All throughout my childhood, my parents would tell me these incredible stories about Vietnam. After dinner, while sitting on the couch they told me about growing up with papaya trees in the backyard and catching frogs late at night. And driving in the car, they told me about being in bed in the middle of the night and hearing bombs go off, and how they had to flee their homes, and how they barely escaped the country by boat. I thought of them like superheroes—strong and adventurous.
When I finished grade 10, my family and I flew all the way to Vietnam that summer. That first night we arrived, driving through the streets and passing the markets and little homes, all of my parents’ stories came to life. And walking through the streets, I thought about how it was so cool that I was really there.
In my last week of high school, I was helping out my parents at work. That day my whole family was at the store, and I was working the cash register. I heard my mom on the phone and I slowly realized that the call was about me.
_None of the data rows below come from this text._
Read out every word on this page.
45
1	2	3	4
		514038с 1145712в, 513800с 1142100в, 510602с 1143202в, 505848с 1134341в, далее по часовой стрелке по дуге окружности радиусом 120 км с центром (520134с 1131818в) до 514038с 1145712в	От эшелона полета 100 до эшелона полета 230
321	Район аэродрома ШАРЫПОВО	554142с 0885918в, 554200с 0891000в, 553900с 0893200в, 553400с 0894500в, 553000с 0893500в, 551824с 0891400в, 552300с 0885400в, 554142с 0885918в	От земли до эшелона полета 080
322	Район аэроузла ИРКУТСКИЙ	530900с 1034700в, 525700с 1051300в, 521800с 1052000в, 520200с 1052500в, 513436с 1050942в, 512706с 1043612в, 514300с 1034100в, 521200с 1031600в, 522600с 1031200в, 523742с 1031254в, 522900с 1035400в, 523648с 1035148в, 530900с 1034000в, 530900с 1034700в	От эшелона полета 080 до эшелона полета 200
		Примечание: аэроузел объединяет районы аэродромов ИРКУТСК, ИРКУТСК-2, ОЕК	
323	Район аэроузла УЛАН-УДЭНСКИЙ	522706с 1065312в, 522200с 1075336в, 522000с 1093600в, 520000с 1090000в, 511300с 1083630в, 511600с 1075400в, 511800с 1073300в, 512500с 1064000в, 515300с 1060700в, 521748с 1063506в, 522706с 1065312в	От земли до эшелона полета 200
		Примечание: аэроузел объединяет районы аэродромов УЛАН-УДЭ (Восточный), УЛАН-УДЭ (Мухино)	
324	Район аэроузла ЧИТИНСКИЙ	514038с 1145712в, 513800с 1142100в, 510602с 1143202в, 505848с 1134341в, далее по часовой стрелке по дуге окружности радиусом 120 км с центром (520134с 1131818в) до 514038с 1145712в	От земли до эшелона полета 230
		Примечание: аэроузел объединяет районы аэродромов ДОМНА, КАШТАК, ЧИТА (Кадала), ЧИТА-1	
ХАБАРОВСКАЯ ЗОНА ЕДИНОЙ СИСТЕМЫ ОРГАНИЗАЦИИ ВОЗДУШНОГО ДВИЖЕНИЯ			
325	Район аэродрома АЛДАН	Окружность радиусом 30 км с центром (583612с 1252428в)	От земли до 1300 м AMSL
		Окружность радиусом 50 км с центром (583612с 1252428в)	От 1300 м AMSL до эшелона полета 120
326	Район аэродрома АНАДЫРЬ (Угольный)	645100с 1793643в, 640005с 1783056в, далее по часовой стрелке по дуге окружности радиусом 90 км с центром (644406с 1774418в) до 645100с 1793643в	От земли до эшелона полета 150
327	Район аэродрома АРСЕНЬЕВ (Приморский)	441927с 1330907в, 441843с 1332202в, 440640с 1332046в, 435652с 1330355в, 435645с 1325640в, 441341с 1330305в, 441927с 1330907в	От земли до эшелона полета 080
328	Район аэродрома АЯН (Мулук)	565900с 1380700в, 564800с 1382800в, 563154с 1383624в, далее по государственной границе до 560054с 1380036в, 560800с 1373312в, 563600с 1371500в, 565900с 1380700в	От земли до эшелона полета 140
All of a sudden, she hands me the phone. I started going through my mind wondering what it could be about. I wasn’t sure if the call was good or bad. When I answered the phone I found out that I would be the class valedictorian. And so I explained what just happened to my parents. They told me: “Kathy, we are so proud of you, and you are Vietnamese. You are making history and you are bringing honour to all of the Vietnamese people.”
And I thought what they said was cute.
But the more I reflected on it, I thought about how my parents had left their home country and everything they had all for better life for themselves and for me. And that next year I’d be going to university. Standing there in our little store, with my whole family around me, I felt like we had made it.